On his 28th June dominantJudge Jackson said the SEC had made plausible allegations against Binance, Binance.US and Zhao related to staking, the initial coin offering, and ongoing direct sales of Binance’s BNB token, the BNB vault (a staking and rewards program), and failure to register, as well as fraud. The charges against Binance’s Simple Earn savings accounts, its BUSD stablecoin, and secondary sales of BNB by parties other than Binance were dismissed.

The SEC said Binance specifically listed 10 tokens it considered securities, as examples of how the exchange was violating federal securities laws by being a broker, dealer, and clearinghouse: SOL, ADA, MATIC, FIL, ATOM, SAND, MANA, ALGO, AXS, and COTI. In its motion to dismissBinance argued that the SEC could not plausibly argue that they were securities, saying they did not meet the principles of the Howey test.

Two of Binance’s arguments – that the claims were dismissed under the Major Questions Doctrine and that a formal contract was required – had already been “soundly rejected,” the judge said during the hearing.

SEC attorney Matthew Scarlato said Binance’s arguments were addressed in the regulator’s report opposition memowhich rejected Howey’s arguments put forward by the exchange and said that the tokens were also tied to a joint venture in which investors could reasonably expect to make a profit.

Ultimately, the judge said he would review both Binance’s motion to dismiss, filed in September, and the SEC’s notice of opposition, filed in November, to revisit the arguments made about third-party tokens.

At last week’s hearing, the two sides (and the judge) agreed to set a July 29 deadline for them to jointly submit a proposed timetable for next steps, which could involve other ongoing investigative activities.
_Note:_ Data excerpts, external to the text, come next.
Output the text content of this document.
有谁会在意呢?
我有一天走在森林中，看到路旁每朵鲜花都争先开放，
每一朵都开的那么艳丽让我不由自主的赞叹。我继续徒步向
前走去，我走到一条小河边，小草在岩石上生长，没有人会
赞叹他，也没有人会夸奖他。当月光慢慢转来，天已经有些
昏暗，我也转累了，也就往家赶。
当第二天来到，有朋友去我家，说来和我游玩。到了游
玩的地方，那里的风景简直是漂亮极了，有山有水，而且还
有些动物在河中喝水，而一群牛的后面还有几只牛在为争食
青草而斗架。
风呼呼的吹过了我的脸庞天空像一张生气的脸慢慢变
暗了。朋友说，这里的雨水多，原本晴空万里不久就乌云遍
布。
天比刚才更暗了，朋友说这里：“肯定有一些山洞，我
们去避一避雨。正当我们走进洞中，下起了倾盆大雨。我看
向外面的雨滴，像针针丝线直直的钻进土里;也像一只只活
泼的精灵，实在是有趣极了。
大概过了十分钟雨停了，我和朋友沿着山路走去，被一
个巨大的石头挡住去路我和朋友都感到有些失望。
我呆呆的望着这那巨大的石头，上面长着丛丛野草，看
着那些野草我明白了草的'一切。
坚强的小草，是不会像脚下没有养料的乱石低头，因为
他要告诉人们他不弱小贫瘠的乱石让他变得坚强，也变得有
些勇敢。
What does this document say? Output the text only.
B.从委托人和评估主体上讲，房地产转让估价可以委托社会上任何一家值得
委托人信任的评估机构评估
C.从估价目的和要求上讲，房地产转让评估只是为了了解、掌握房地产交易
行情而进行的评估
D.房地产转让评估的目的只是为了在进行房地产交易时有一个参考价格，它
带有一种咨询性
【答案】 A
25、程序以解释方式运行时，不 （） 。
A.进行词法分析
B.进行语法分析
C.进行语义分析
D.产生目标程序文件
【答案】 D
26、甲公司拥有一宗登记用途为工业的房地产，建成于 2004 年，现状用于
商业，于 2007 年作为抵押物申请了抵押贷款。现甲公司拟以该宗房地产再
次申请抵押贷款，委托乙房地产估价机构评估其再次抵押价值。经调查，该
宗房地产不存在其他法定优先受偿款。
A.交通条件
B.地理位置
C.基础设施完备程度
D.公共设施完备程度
The judge also took aim at bloggers who he said had misinterpreted his opinion as a “big ruling” on stablecoins or secondary cryptocurrency transactions in general, suggesting that it was narrowly focused on the specific case before him.

“I have not been asked to decide and I have not decided whether a stablecoin can ever be an investment contract, nor has the judge ruled that secondary token transactions by third parties can never be investment contracts,” he said toward the end of the hearing.